Sunday, July 27, 2008

The Law’s Use of “Science” Isn’t Governed By The Rules of Science by Anthony McCarthy

There is an interview in today’s Boston Globe with Victoria Nourse about the dangerous history of eugenics and the general use of shoddy science by the law.

The temptation will be to focus on the Nazi’s use of American pioneering eugenics laws and policies as cover for the beginning of their “solution”. And while doing that, please notice that American eugenicists were emboldened by the early Nazi activities in this area. But the really important thing to notice is the history of eugenics here, in the Unites States, and how it figured into actual law and administrative policy once sanctioned by the Supreme Court in 1927*. For us the most important use of this history is in how these things were allowed within the context of the United States Constitution and the class system in place here.

Q: How did the Depression force the issue of sterilization?

A: There was no money. One way that asylum directors could reduce their populations was by sterilizing "safe" people and releasing them. By 1933-34 Oklahoma decided to enforce its sterilization laws. The governor also declared that criminals would avoid his state if they knew they could actually be sterilized as opposed to other states where the law existed but was never applied.

The, by now undeniable, divorcement from reality of the U.S. Supreme Court and the difficulty of overturning their use of poshly pedigreed trash science has been and will likely be an increasing problem for those of us interested in protecting our liberties and equality. Judges are as prone to the superstition of scientism as anyone else and, as seen in the example of the Bush regime, junk science in the interest of a priveleged elite can rule over both real science and the fact that the junk is, despite its presentation, pseudo-science. Even Supreme Court rulings take effect at a glacial pace as seen here:

Q: Did the 1942 Supreme Court decision end enforced sterilization in the US?

A: No. It continued for a very long time. I refer to a case in the 1980s where an African-American woman, a college graduate, sued because she was sterilized in this way. Basically they used consent to justify this in the asylums, the welfare offices. But the consent was often extorted, obtained by threats of restraints in asylums, of punishment, of expulsion from the welfare system

Q: What if the Supreme Court had upheld the Oklahoma law?

A: There would have been more violence in the prisons, for one thing. The prisoners in McAlester used violence, to keep the case alive. Sterilization in asylums would probably have increased as a way to save money. I shudder to think.

Having written about my reservations about the pop-law enthusiasm for dodgy-looking cognitive and behavioral science in the past, I’m glad to see that some actual scholars are having doubts about it as well. Since scientists aren’t effectively countering the premature promotion of very preliminary research, it’s probably up to people such as legal scholars to throw up the warning flag.

Q: What are you warning against?

A: The true problem is false genetics, false prediction. I'm thrilled by advances in genetic research, but I get nervous when I read about the "God gene" or the "gay gene" because I can't judge that as a scientific claim. I'm also warning against unanticipated consequences. Most geneticists were pro-eugenics, they believed in the power of their discoveries. Meanwhile eugenicists looked for the feebleminded and found them. There are risks of arrogance in science, but the real dangers lie in the popularization of false science, in convincing laypersons of the inevitability of traits that are contingent. Genetics is a science of probability, not fate.

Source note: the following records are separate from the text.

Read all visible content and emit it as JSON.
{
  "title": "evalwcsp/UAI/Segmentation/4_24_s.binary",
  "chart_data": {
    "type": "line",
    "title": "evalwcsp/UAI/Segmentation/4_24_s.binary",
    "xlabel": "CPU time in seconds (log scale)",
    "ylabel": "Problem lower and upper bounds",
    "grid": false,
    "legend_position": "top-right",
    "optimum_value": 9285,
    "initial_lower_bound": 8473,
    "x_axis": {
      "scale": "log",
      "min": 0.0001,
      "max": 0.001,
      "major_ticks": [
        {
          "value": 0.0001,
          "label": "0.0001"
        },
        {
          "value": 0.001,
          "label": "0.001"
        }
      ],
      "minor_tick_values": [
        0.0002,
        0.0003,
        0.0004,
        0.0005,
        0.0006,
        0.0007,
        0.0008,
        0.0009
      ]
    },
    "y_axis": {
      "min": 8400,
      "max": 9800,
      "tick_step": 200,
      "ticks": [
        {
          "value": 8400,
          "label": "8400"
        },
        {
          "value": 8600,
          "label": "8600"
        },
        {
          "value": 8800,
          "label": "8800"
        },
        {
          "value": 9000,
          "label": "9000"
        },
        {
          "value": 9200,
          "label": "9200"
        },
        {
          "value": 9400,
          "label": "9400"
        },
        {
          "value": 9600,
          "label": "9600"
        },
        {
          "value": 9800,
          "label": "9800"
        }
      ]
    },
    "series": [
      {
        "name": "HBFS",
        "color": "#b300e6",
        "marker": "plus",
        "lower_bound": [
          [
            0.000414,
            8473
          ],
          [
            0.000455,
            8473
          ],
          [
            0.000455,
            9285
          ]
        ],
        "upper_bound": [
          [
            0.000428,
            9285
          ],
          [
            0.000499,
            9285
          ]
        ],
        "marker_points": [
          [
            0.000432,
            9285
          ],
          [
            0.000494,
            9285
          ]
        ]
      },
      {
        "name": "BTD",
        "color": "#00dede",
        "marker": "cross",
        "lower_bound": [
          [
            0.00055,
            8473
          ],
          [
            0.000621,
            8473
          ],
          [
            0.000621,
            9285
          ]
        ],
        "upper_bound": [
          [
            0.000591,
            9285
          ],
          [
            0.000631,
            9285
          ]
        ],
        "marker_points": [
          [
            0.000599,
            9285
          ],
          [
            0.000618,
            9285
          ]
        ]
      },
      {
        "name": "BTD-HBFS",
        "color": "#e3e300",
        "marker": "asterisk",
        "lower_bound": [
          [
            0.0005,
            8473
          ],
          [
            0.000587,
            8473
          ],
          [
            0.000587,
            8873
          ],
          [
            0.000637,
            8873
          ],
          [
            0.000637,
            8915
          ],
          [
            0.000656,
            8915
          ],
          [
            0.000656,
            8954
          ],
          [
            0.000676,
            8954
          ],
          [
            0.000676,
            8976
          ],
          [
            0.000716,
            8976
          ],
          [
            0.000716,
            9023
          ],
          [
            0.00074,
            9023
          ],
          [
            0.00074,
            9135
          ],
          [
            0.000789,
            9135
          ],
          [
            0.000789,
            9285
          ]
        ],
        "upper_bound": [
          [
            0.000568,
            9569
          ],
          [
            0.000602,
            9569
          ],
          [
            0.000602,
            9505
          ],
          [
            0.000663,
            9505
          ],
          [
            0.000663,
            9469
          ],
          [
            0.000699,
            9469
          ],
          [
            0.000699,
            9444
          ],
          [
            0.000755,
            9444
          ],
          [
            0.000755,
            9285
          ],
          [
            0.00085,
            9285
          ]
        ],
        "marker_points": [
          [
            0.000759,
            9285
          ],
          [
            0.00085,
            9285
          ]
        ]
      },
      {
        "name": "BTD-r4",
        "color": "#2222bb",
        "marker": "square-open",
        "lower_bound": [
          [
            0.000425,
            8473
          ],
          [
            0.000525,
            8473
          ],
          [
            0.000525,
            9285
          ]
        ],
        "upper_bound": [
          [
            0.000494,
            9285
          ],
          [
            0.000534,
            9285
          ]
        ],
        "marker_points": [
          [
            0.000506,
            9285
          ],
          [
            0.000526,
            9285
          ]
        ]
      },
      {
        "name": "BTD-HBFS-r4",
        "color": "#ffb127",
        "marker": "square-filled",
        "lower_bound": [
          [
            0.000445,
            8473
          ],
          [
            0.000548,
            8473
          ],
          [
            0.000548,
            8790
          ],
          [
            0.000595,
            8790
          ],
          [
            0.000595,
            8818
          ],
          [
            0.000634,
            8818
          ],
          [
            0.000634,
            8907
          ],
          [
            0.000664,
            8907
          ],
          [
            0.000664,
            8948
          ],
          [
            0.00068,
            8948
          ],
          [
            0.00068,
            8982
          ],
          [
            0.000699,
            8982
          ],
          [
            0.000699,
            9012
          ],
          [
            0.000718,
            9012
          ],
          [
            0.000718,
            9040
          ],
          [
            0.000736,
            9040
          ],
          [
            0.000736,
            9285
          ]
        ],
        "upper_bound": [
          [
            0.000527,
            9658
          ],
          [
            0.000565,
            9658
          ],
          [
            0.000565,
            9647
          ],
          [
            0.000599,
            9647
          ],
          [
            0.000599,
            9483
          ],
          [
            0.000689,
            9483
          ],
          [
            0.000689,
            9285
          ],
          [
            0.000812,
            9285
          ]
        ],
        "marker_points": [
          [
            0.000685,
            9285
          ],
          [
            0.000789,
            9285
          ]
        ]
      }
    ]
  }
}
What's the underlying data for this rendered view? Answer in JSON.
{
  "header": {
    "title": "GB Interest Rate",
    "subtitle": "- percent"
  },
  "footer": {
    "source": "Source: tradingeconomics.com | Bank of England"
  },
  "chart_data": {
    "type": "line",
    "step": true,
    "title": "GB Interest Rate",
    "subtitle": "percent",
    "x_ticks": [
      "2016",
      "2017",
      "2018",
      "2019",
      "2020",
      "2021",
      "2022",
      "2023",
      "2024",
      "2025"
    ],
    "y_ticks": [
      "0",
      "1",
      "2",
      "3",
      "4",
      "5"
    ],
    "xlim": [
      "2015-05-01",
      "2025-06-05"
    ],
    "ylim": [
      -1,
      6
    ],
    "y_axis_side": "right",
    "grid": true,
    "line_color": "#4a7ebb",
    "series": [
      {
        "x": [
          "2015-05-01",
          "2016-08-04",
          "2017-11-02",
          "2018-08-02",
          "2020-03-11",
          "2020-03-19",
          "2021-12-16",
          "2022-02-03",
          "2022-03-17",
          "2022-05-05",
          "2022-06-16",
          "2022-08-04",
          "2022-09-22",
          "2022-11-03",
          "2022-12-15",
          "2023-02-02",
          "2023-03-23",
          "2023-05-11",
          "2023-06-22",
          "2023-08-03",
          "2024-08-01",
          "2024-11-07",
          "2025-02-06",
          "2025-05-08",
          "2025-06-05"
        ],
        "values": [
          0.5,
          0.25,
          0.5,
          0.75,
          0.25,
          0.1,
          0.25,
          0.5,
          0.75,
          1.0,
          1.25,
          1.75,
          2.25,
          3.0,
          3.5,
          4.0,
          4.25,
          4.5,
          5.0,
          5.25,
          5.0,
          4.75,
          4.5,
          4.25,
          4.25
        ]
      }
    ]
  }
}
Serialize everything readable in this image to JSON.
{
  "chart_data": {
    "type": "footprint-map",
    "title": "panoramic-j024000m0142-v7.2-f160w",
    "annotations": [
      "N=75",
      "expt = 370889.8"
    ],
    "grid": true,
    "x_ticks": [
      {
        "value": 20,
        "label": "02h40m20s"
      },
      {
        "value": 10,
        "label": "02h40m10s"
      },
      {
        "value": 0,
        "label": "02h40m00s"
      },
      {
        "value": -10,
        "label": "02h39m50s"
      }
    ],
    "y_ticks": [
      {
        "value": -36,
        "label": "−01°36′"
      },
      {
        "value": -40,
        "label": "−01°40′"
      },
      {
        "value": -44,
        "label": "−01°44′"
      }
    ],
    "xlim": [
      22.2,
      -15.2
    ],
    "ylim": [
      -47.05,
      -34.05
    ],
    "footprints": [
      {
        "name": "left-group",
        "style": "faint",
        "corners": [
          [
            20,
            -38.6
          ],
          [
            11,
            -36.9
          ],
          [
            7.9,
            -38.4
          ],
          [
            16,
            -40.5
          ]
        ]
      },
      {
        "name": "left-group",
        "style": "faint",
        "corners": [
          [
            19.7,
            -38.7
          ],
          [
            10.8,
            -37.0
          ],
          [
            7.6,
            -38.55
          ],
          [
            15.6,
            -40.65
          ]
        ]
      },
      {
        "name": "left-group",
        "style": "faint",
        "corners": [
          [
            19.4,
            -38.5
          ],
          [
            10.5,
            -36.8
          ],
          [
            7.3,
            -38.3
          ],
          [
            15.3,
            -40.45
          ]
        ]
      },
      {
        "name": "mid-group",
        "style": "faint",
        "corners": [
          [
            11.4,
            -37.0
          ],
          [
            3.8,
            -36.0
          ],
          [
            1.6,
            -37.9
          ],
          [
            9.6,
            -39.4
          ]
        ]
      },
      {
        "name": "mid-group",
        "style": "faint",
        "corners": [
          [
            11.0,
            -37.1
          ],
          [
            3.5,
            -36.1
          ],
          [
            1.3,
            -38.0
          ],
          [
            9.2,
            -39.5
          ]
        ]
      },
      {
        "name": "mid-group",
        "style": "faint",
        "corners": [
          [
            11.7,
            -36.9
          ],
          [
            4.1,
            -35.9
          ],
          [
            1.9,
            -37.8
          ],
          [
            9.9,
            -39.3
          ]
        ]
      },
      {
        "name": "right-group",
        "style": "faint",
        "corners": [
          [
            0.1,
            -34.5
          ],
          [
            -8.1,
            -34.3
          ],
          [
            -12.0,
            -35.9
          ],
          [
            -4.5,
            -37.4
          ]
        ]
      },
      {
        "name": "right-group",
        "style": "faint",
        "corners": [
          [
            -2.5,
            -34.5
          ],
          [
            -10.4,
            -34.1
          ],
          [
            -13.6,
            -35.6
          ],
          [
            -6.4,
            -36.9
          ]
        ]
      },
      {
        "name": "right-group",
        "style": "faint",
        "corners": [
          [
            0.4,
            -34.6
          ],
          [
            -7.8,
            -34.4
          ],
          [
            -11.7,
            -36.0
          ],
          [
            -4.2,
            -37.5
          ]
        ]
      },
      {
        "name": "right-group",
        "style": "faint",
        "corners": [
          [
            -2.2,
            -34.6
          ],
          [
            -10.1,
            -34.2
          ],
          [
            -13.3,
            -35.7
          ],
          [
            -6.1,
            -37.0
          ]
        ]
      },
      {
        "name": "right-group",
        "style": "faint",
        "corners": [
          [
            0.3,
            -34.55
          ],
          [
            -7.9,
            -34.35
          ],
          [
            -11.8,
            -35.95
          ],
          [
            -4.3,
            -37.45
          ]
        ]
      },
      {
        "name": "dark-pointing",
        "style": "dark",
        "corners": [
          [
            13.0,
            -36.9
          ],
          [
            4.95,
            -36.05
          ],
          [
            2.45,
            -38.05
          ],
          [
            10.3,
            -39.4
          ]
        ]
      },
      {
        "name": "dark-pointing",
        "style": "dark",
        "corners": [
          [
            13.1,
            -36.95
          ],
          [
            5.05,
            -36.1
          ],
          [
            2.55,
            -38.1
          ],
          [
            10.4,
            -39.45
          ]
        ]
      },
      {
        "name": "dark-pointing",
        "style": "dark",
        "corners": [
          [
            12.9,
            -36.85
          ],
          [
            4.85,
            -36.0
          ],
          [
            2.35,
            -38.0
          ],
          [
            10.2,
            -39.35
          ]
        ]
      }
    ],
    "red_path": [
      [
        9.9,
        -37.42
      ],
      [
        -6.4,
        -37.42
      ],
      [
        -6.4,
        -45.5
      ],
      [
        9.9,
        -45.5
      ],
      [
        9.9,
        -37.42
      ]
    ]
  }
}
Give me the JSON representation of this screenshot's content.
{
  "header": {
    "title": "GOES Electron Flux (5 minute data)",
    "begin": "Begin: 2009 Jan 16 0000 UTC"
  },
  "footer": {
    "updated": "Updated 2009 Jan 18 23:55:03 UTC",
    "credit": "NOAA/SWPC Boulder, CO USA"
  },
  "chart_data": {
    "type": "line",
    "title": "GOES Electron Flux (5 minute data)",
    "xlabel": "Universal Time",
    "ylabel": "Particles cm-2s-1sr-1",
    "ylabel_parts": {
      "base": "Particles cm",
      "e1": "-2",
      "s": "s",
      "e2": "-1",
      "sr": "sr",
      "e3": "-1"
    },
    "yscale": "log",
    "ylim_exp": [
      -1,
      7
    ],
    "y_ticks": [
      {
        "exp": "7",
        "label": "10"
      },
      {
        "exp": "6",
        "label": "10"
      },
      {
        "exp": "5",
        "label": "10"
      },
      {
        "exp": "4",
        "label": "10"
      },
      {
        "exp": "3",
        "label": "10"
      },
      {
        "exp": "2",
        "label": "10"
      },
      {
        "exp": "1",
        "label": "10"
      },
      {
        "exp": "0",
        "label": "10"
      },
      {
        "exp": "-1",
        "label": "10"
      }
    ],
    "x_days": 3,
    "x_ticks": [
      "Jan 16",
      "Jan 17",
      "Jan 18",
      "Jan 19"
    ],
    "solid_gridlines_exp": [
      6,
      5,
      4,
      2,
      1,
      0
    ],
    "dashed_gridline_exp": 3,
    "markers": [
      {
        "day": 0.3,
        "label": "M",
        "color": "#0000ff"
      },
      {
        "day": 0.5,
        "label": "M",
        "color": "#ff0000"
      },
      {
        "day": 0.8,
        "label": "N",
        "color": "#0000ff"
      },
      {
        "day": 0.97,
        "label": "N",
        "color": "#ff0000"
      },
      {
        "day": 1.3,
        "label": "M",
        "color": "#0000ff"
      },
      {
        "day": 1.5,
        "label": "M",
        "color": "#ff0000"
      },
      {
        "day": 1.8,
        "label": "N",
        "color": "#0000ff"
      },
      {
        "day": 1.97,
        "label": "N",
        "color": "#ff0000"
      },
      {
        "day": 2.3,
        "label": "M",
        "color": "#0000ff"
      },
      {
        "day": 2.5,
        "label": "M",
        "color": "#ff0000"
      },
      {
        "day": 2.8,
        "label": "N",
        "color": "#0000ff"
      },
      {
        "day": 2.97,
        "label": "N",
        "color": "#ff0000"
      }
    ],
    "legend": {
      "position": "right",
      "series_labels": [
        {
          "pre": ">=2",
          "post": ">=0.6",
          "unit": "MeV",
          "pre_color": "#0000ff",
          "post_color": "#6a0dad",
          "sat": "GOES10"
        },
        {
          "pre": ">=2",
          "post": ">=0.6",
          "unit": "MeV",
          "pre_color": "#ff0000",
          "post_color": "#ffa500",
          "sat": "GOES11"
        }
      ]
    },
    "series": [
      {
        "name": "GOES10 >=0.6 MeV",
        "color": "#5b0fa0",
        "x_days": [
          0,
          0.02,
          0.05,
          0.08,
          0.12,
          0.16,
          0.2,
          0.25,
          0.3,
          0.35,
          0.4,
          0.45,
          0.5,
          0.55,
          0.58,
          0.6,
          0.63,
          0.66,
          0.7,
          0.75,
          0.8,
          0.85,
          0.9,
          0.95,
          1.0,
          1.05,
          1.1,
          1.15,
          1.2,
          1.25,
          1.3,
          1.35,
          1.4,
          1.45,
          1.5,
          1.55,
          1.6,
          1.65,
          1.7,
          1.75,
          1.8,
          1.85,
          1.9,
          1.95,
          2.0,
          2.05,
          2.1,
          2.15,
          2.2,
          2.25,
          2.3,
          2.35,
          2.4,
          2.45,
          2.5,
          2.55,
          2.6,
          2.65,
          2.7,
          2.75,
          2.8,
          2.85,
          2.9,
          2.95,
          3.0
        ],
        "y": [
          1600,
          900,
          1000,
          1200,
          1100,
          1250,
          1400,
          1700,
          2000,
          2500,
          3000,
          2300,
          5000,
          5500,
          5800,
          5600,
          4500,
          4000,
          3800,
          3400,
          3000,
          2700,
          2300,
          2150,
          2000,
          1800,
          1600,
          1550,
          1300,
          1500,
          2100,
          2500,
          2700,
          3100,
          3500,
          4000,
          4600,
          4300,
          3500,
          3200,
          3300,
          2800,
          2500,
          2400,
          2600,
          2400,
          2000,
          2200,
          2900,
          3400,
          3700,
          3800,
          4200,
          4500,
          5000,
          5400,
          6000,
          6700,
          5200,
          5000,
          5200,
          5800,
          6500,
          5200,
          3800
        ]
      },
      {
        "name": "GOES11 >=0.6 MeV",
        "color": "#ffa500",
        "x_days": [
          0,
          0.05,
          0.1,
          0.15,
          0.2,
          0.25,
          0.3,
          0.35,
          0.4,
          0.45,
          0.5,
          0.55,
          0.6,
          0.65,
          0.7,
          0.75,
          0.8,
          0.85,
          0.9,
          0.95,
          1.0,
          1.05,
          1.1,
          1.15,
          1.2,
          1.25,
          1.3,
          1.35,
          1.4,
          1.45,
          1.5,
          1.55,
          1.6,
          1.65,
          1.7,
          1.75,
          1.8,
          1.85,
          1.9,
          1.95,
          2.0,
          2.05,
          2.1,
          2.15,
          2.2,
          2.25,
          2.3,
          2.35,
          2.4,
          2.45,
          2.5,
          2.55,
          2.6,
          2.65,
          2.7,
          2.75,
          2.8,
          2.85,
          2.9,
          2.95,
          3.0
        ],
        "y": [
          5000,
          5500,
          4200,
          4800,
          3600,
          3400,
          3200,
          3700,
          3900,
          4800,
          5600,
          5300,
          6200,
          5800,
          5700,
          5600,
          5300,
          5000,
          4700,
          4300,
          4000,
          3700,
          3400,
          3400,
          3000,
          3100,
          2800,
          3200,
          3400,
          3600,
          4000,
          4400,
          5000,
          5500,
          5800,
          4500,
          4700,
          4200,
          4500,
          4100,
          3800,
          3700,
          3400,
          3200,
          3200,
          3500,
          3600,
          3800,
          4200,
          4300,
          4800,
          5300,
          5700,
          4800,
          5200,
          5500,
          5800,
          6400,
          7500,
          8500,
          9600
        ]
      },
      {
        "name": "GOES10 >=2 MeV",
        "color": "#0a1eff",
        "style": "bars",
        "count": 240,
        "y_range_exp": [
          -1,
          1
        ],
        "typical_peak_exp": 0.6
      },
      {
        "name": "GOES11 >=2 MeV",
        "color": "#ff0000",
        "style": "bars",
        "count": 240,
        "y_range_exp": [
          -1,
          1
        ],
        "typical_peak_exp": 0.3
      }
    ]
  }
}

In the behavioral and allied sciences the history shows way too much of this kind of wishful “discovery”. When that attitude provides pseudo-scientific fodder for political and judicial expediency in pursuit of a goal, the results are very dangerous.


* The besainted Holmes on this provides a lesson in what to look out for when dealing with the myopia of legal and academic thinkers and their propensity to look at people as mere categories instead of as persons having rights of their own. It also shows that when people have a lot of power, you can’t just go on reputation. No decision by a hero with power should go unexamined due to sentimental or even emotional attachment.